FTX had agreed to buy BlockFi earlier this year, as well as extending the lending platform up to $400m in credit, after BlockFi ran into trouble following the cryptocurrency market’s decline.
At the time, FTX boss Bankman-Fried was likened by several publications to JP Morgan for his willingness to bail out failing cryptocurrency businesses.
However, cryptocurrency lending and deposit platforms had also faced increasing pressure from regulators concerned about their ability to back promises to clients.
BlockFi grew significantly during the 2020/21 cryptocurrency mania by promising near-double-digit interest rates on client deposits of bitcoin, ethereum, tether and other digital assets.
As at the end of Q2 2022, BlockFi had around $4bn in assets, a significant fall from a peak of $14.7bn in March 2021.
In February, the Securities and Exchange Commission (SEC) fined BlockFi $50m for what it said were materially false and misleading statements on BlockFi’s website about the risks facing clients.
According to the SEC, BlockFi had failed to register the offers and sales of its retail crypto lending product, the firm made loans of cryptocurrency to institutional investors without ensuring adequate backing, while at the same time misrepresenting the risks to retail investors.
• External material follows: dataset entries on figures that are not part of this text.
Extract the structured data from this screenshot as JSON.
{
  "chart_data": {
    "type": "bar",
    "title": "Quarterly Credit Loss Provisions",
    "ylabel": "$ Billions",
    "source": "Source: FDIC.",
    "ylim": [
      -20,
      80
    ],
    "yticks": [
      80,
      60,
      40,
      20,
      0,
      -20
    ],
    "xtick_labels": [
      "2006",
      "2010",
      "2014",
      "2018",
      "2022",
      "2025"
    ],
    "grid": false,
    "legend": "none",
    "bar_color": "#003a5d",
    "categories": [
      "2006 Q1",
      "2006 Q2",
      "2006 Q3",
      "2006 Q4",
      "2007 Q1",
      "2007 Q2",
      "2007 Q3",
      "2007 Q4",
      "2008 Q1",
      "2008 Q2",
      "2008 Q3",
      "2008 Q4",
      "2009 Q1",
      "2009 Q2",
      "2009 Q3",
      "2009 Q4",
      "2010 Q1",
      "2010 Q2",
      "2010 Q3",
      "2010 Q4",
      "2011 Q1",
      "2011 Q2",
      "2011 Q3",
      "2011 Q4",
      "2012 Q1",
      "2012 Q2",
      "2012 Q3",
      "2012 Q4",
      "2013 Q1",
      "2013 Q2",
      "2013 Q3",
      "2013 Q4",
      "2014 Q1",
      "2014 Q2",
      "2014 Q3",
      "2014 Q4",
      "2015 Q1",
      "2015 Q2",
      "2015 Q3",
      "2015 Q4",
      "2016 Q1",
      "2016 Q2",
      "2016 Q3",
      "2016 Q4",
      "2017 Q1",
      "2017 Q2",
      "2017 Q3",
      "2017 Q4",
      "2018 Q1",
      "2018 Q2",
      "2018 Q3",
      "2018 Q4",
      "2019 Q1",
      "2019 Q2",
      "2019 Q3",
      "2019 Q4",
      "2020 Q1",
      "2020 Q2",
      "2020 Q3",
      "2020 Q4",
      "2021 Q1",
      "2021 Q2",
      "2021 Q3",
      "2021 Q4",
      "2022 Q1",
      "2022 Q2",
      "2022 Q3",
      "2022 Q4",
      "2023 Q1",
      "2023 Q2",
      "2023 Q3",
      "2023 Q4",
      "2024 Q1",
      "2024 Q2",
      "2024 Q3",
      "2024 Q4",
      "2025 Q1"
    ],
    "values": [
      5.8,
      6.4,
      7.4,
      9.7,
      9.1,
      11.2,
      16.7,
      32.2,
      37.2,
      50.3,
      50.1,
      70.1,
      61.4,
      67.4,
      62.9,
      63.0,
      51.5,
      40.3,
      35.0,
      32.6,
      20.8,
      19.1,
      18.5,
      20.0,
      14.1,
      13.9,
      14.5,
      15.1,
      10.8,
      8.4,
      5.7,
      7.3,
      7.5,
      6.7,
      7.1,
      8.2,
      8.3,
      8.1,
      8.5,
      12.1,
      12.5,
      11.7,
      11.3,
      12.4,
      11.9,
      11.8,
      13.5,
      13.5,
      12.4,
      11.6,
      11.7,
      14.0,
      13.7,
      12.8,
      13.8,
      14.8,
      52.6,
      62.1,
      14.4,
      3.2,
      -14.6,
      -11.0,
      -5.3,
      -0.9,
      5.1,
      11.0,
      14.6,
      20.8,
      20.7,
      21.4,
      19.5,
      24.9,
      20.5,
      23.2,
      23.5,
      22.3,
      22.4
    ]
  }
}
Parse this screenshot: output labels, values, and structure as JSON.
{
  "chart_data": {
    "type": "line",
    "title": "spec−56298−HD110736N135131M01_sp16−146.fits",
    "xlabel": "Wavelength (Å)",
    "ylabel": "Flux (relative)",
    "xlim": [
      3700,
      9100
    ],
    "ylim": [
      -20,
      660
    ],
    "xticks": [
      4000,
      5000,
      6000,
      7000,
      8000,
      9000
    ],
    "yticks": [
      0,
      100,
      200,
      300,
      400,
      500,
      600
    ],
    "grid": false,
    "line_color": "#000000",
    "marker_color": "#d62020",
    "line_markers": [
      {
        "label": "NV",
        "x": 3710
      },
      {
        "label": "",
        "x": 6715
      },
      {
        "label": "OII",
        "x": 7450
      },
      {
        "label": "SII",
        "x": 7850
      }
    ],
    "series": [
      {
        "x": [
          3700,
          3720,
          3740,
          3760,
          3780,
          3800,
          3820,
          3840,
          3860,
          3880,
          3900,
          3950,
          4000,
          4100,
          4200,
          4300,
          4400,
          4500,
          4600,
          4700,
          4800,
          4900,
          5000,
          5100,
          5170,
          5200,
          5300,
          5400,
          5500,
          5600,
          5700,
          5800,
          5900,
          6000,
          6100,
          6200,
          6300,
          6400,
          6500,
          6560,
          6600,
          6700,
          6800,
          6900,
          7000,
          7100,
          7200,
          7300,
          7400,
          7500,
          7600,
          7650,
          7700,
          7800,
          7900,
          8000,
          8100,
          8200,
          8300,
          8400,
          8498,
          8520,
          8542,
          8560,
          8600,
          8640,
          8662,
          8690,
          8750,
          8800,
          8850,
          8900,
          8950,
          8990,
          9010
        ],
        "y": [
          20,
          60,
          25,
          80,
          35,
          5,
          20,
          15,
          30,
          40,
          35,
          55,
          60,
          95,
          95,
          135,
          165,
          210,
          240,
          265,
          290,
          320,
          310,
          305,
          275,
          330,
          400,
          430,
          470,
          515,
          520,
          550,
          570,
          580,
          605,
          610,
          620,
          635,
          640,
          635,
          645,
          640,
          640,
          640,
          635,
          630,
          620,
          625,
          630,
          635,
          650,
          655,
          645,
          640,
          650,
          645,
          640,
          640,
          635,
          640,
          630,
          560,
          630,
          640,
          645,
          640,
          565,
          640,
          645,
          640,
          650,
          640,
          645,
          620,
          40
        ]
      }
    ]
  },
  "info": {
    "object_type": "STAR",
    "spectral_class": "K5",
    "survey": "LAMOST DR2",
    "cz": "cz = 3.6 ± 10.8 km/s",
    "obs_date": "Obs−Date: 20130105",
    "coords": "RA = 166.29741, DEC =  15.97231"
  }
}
“From the time of BlockFi’s launch of its interest account on March 4, 2019 and continuing to August 31, 2021, BlockFi made a statement in multiple website posts that its institutional loans were ‘typically’ over-collateralized, when in fact, most institutional loans were not,” the SEC said.
BlockFi’s demise comes four months after another crypto lender, Celsius, declared bankruptcy, leaving depositors on the platform as unsecured creditors, likely to receive little or none of their money back.